Cinema Review: American Ultra | Under the Radar Magazine Under the Radar | Music Blog for the Indie Music Magazine
Tuesday, December 10th, 2024  

American Ultra

Studio: Lionsgate
Directed by Nima Nourizadeh

Aug 21, 2015 Web Exclusive

A crappy car, a crappy convenience store job, and panic attacks every time he tries to leave his crappy small town. The only good thing stoner Mike Howell has going for him is his patient, loving girlfriend, Phoebe. As he struggles to work up the courage to propose, his simple life and plans go awry when he discovers that he’s a sleeper assassin that the government has decided they no longer need.

It’s a shame that it’s no longer fashionable for actor/actress pairings to make a string of movies together after mistry. While they’re not quite Spencer Tracy and Katherine Hepburn, Jessie Eisenberg and Kristen Stewart–-reunited in American Ultra after being previously paired in 2009’s charming teen dramedy Adventureland–-definitely play to each other’s strengths. As Mike, Eisenberg employs his usual Woody Allen-by-way-of-Michael Cera routine to amusing effect as an affable stoner whose buzz is severely harshed by the fact that he’s secretly a killing machine. As Phoebe, Stewart seems to be poking fun at the criticisms of her vacant-eyed, lip-biting Twilight persona, keeping the character as dazed and confused as Mike, while simultaneously playing her as the competent straight man. Their scenes together as they try to evade the police and various assassins are the film’s strongest, and their inevitable separation at the end of the second act comes as a major disappointment.

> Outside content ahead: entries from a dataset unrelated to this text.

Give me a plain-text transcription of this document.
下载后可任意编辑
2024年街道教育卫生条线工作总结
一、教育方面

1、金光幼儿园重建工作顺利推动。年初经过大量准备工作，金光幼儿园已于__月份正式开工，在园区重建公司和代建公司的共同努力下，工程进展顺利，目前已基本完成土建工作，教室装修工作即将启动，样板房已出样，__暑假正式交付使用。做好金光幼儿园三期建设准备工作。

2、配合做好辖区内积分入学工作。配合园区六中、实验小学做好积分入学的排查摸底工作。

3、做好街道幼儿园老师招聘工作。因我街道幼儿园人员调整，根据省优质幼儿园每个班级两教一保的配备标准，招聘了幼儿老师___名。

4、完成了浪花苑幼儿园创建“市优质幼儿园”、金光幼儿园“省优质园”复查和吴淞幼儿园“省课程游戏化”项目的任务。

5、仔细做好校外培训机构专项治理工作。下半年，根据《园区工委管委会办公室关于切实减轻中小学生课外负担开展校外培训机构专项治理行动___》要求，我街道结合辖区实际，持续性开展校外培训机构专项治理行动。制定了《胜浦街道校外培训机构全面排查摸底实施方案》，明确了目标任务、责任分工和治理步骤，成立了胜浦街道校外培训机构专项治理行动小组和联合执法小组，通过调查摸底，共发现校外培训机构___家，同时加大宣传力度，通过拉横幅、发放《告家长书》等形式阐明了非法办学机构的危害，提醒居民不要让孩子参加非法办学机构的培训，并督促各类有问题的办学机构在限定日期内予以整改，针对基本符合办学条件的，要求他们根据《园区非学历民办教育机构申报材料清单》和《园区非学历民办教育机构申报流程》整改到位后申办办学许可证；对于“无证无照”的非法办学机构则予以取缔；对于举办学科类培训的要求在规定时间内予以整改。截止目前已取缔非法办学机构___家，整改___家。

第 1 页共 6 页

The rest of the film strikes less of a balance. Splitting its time between stoner comedy, violent spy action and indie romance, American Ultra executes its varying aspects well but never successfully synthesizes them into a singular vision. Certain performances are calibrated too high–-Topher Grace as the yuppie CIA villain is never not annoying–-while others are calibrated too low-–Connie Britton as the handler trying to assist Mike feels closer to a character in a Bourne movie rather than a character in a film spoofing a Bourne movie–-and the parts of film that leave Mike and Phoebe behind never feel like much more than plot levers moving. The action is competently staged and hilariously violent, but the film shines in the aftermath of those sequences, when the characters are just trying to figure out what the hell is going on.